Classic Modern Portfolio Theory (MPT) is a passive portfolio management system where one selects a set of uncorrelated assets, sets allocation percentages for each, and periodically rebalances the portfolio’s assets to bring allocations back in line with original targets, from which we get the industry’s mantra of “diversify and rebalance.” In MPT it is believed the market is inherently an unpredictable random walk. Thus MPT advocates buy-and-hold diversification. According to the theory, it’s possible to construct an “efficient frontier” of optimal portfolios offering the maximum possible expected return for a given level of market risk. This theory was pioneered by Harry Markowitz in his paper “Portfolio Selection,” published in 1952 by the Journal of Finance.
Why Does MPT Come up Short?
MPT comes up short because MPT inherently discards valuable market data that is fundamental to understanding the markets. Modern Portfolio Theory fails to accurately describe market activity and also fails to account for time domain data.
Why is MPT Blind to Market Trends?
A commonly accepted definition of MPT is as follows: “MPT models an asset’s return as a normally distributed random variable, defines risk as the standard deviation of return, and models a portfolio as a weighted combination of assets so that the return of a portfolio is the weighted combination of the assets’ returns. By combining different assets whose returns are not correlated, MPT seeks to reduce the total variance of the portfolio. MPT also assumes that investors are rational and markets are efficient.”
So what’s missing?
The answer is that all of the mathematical functions listed above include only statistical functions — which means that there can be no time domain analysis results, and thus no trend analysis results. This is why an MPT practitioner can tell you which five things to buy and hold based on statistical performance in the past, but cannot tell you anything about which of them would be best to own next month. In fact, because MPT incorrectly models an asset’s return as a normally distributed random variable and incorrectly assumes that markets are efficient, it inherently dismisses the existence of trend information, and follows by applying a suite of mathematical analysis tools that destroys the time domain information and thus can’t possibly answer the question, “Which funds would be best to own next month?”

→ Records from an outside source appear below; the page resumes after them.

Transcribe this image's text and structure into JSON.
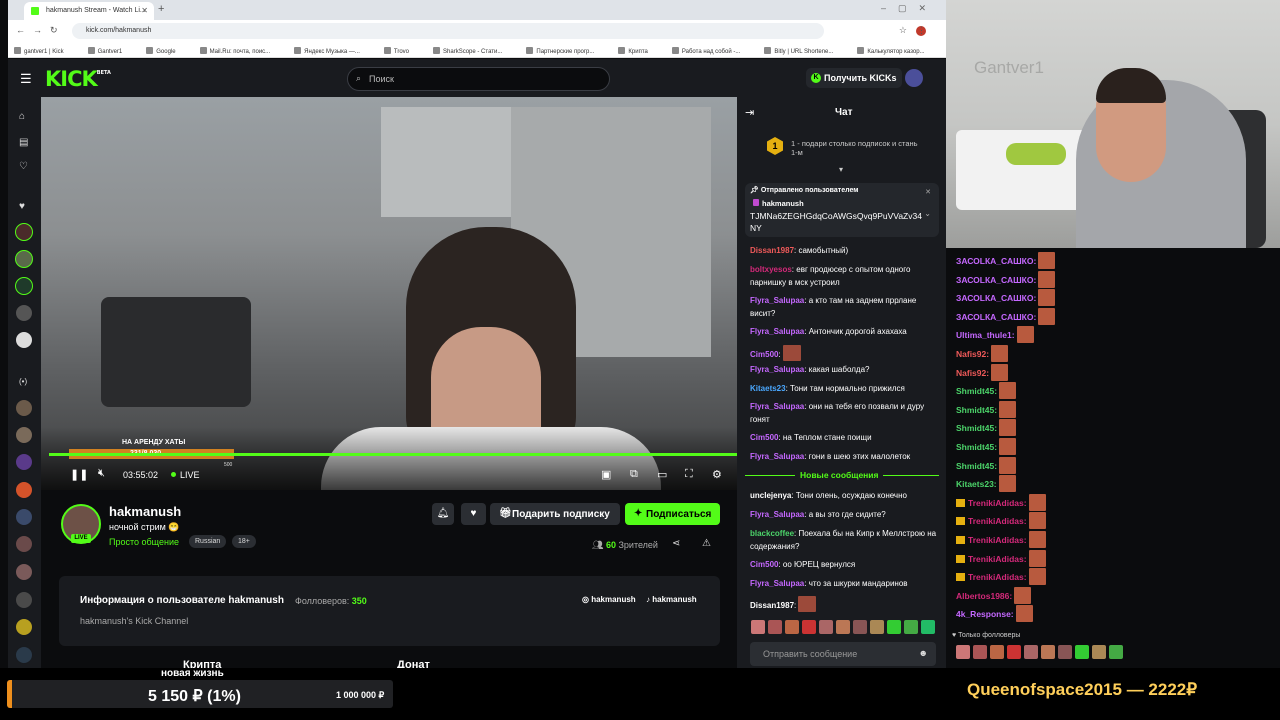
{
  "browser": {
    "tab_title": "hakmanush Stream - Watch Li...",
    "url": "kick.com/hakmanush",
    "bookmarks": [
      "gantver1 | Kick",
      "Gantver1",
      "Google",
      "Mail.Ru: почта, поис...",
      "Яндекс Музыка —...",
      "Trovo",
      "SharkScope - Стати...",
      "Партнерские прогр...",
      "Крипта",
      "Работа над собой -...",
      "Bitly | URL Shortene...",
      "Калькулятор казор...",
      "Портал государств...",
      "Все закладки"
    ]
  },
  "header": {
    "logo": "KICK",
    "logo_sup": "BETA",
    "search_placeholder": "Поиск",
    "get_kicks": "Получить KICKs"
  },
  "video": {
    "goal_label": "НА АРЕНДУ ХАТЫ",
    "goal_amount": "231/8 030",
    "goal_max": "500",
    "goal_progress": 0.24,
    "time": "03:55:02",
    "live": "LIVE"
  },
  "channel": {
    "name": "hakmanush",
    "live_badge": "LIVE",
    "stream_title": "ночной стрим 😁",
    "category": "Просто общение",
    "tags": [
      "Russian",
      "18+"
    ],
    "gift_button": "Подарить подписку",
    "subscribe_button": "Подписаться",
    "viewers_count": "60",
    "viewers_label": "Зрителей"
  },
  "about": {
    "title": "Информация о пользователе hakmanush",
    "followers_label": "Фолловеров:",
    "followers_count": "350",
    "description": "hakmanush's Kick Channel",
    "social1": "hakmanush",
    "social2": "hakmanush",
    "panel_a": "Крипта",
    "panel_b": "Донат"
  },
  "chat": {
    "title": "Чат",
    "promo_number": "1",
    "promo_text": "1 - подари столько подписок и стань 1-м",
    "pinned_header": "Отправлено пользователем",
    "pinned_user": "hakmanush",
    "pinned_message": "TJMNa6ZEGHGdqCoAWGsQvq9PuVVaZv34NY",
    "messages": [
      {
        "user": "Dissan1987",
        "color": "#f05a5a",
        "text": "самобытный)"
      },
      {
        "user": "boltxyesos",
        "color": "#d4297a",
        "text": "евг продюсер с опытом одного парнишку в мск устроил"
      },
      {
        "user": "Flyra_Salupaa",
        "color": "#c568ff",
        "text": "а кто там на заднем пррлане висит?"
      },
      {
        "user": "Flyra_Salupaa",
        "color": "#c568ff",
        "text": "Антончик дорогой ахахаха"
      },
      {
        "user": "Cim500",
        "color": "#c568ff",
        "text": ""
      },
      {
        "user": "Flyra_Salupaa",
        "color": "#c568ff",
        "text": "какая шаболда?"
      },
      {
        "user": "Kitaets23",
        "color": "#4aa8ff",
        "text": "Тони там нормально прижился"
      },
      {
        "user": "Flyra_Salupaa",
        "color": "#c568ff",
        "text": "они на тебя его позвали и дуру гонят"
      },
      {
        "user": "Cim500",
        "color": "#c568ff",
        "text": "на Теплом стане поищи"
      },
      {
        "user": "Flyra_Salupaa",
        "color": "#c568ff",
        "text": "гони в шею этих малолеток"
      }
    ],
    "new_messages": "Новые сообщения",
    "messages2": [
      {
        "user": "unclejenya",
        "color": "#ffffff",
        "text": "Тони олень, осуждаю конечно"
      },
      {
        "user": "Flyra_Salupaa",
        "color": "#c568ff",
        "text": "а вы это где сидите?"
      },
      {
        "user": "blackcoffee",
        "color": "#4cd46a",
        "text": "Поехала бы на Кипр к Меллстрою на содержания?"
      },
      {
        "user": "Cim500",
        "color": "#c568ff",
        "text": "оо ЮРЕЦ вернулся"
      },
      {
        "user": "Flyra_Salupaa",
        "color": "#c568ff",
        "text": "что за шкурки мандаринов"
      },
      {
        "user": "Dissan1987",
        "color": "#ffffff",
        "text": ""
      }
    ],
    "input_placeholder": "Отправить сообщение"
  },
  "webcam": {
    "watermark": "Gantver1"
  },
  "overlay_chat": {
    "messages": [
      {
        "user": "ЗАСОLКА_САШКО:",
        "color": "#c568ff",
        "crown": false
      },
      {
        "user": "ЗАСОLКА_САШКО:",
        "color": "#c568ff",
        "crown": false
      },
      {
        "user": "ЗАСОLКА_САШКО:",
        "color": "#c568ff",
        "crown": false
      },
      {
        "user": "ЗАСОLКА_САШКО:",
        "color": "#c568ff",
        "crown": false
      },
      {
        "user": "Ultima_thule1:",
        "color": "#c568ff",
        "crown": false
      },
      {
        "user": "Nafis92:",
        "color": "#f05a5a",
        "crown": false
      },
      {
        "user": "Nafis92:",
        "color": "#f05a5a",
        "crown": false
      },
      {
        "user": "Shmidt45:",
        "color": "#4cd46a",
        "crown": false
      },
      {
        "user": "Shmidt45:",
        "color": "#4cd46a",
        "crown": false
      },
      {
        "user": "Shmidt45:",
        "color": "#4cd46a",
        "crown": false
      },
      {
        "user": "Shmidt45:",
        "color": "#4cd46a",
        "crown": false
      },
      {
        "user": "Shmidt45:",
        "color": "#4cd46a",
        "crown": false
      },
      {
        "user": "Kitaets23:",
        "color": "#4cd46a",
        "crown": false
      },
      {
        "user": "TrenikiAdidas:",
        "color": "#d4297a",
        "crown": true
      },
      {
        "user": "TrenikiAdidas:",
        "color": "#d4297a",
        "crown": true
      },
      {
        "user": "TrenikiAdidas:",
        "color": "#d4297a",
        "crown": true
      },
      {
        "user": "TrenikiAdidas:",
        "color": "#d4297a",
        "crown": true
      },
      {
        "user": "TrenikiAdidas:",
        "color": "#d4297a",
        "crown": true
      },
      {
        "user": "Albertos1986:",
        "color": "#d4297a",
        "crown": false
      },
      {
        "user": "4k_Response:",
        "color": "#c568ff",
        "crown": false
      }
    ],
    "followers_only": "Только фолловеры"
  },
  "donation": {
    "title": "новая жизнь",
    "value": "5 150 ₽ (1%)",
    "max": "1 000 000 ₽",
    "progress": 0.01,
    "top_donor": "Queenofspace2015 — 2222₽"
  },
  "colors": {
    "accent": "#53fc18",
    "bg": "#0b0c0e",
    "panel": "#191b1f",
    "gold": "#ffcf5a"
  }
}
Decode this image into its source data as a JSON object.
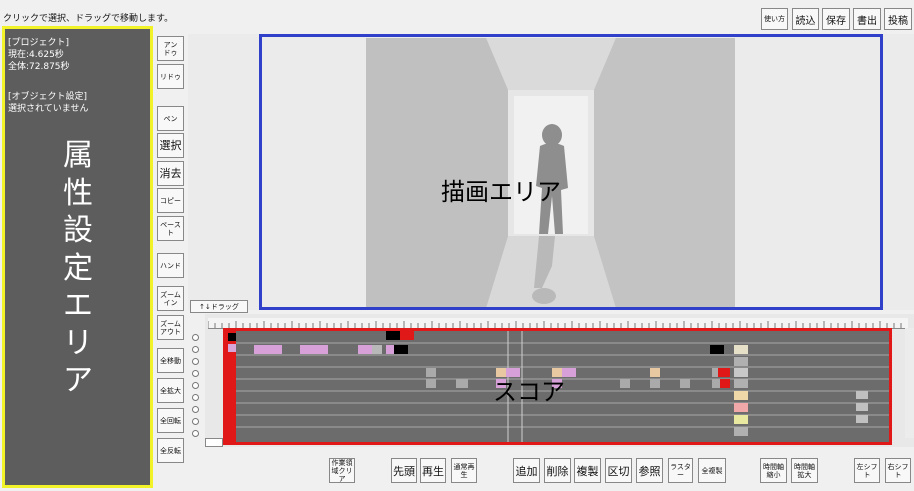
{
  "hint": "クリックで選択、ドラッグで移動します。",
  "toolbar": [
    {
      "label": "使い方"
    },
    {
      "label": "読込"
    },
    {
      "label": "保存"
    },
    {
      "label": "書出"
    },
    {
      "label": "投稿"
    }
  ],
  "left_panel": {
    "project_header": "[プロジェクト]",
    "current": "現在:4.625秒",
    "total": "全体:72.875秒",
    "object_header": "[オブジェクト設定]",
    "object_status": "選択されていません",
    "annotation_chars": [
      "属",
      "性",
      "設",
      "定",
      "エ",
      "リ",
      "ア"
    ]
  },
  "tools": [
    "アン\nドゥ",
    "リドゥ",
    "ペン",
    "選択",
    "消去",
    "コピー",
    "ペースト",
    "ハンド",
    "ズーム\nイン",
    "ズーム\nアウト",
    "全移動",
    "全拡大",
    "全回転",
    "全反転"
  ],
  "canvas_annotation": "描画エリア",
  "score": {
    "drag_tab": "↑↓ドラッグ",
    "annotation": "スコア"
  },
  "bottom_buttons": [
    {
      "label": "作業領\n域クリア"
    },
    {
      "label": "先頭"
    },
    {
      "label": "再生"
    },
    {
      "label": "通常再\n生"
    },
    {
      "label": "追加"
    },
    {
      "label": "削除"
    },
    {
      "label": "複製"
    },
    {
      "label": "区切"
    },
    {
      "label": "参照"
    },
    {
      "label": "ラスタ\nー"
    },
    {
      "label": "全複製"
    },
    {
      "label": "時間軸\n縮小"
    },
    {
      "label": "時間軸\n拡大"
    },
    {
      "label": "左シフ\nト"
    },
    {
      "label": "右シフ\nト"
    }
  ],
  "colors": {
    "highlight_yellow": "#f2f228",
    "canvas_blue": "#3140c8",
    "score_red": "#e01818"
  }
}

As an analogy, consider an Iowa farmer wanting to know if now is the time to plant his corn. He contacts the Modern Portfolio Theory Farm Adviser and is told (a) the average world temperature today was 62F, (b) the average temperature in his town for the last decade was 58F, (c) the temperature in his town is most well correlated with that of Hamburg, Germany, and most uncorrelated with that of Sydney, Australia and La Paz, Bolivia, and (d) the standard deviation of temperature from average is 3.5F within his state. After pondering all of this great information, the farmer still has no idea whether to plant corn now or wait another week. There is no temperature trend information whatsoever from which the farmer might be able to improve his chance of having a great crop this season.
What should a farmer do with the Modern Portfolio Farm Agent’s advice? It’s obvious — run out and buy a few other farms scattered around the world to abate the risk of any one of them doing poorly, but certainly not waste time trying to improve results by observing trends in the weather, pests, or environmental regulation.
- By discarding time domain information MPT is inherently unable to suggest what to buy or sell next month.
- MPT may be ideal for “buy and hold” investors, but “buy and sell” decisions require time domain data analysis.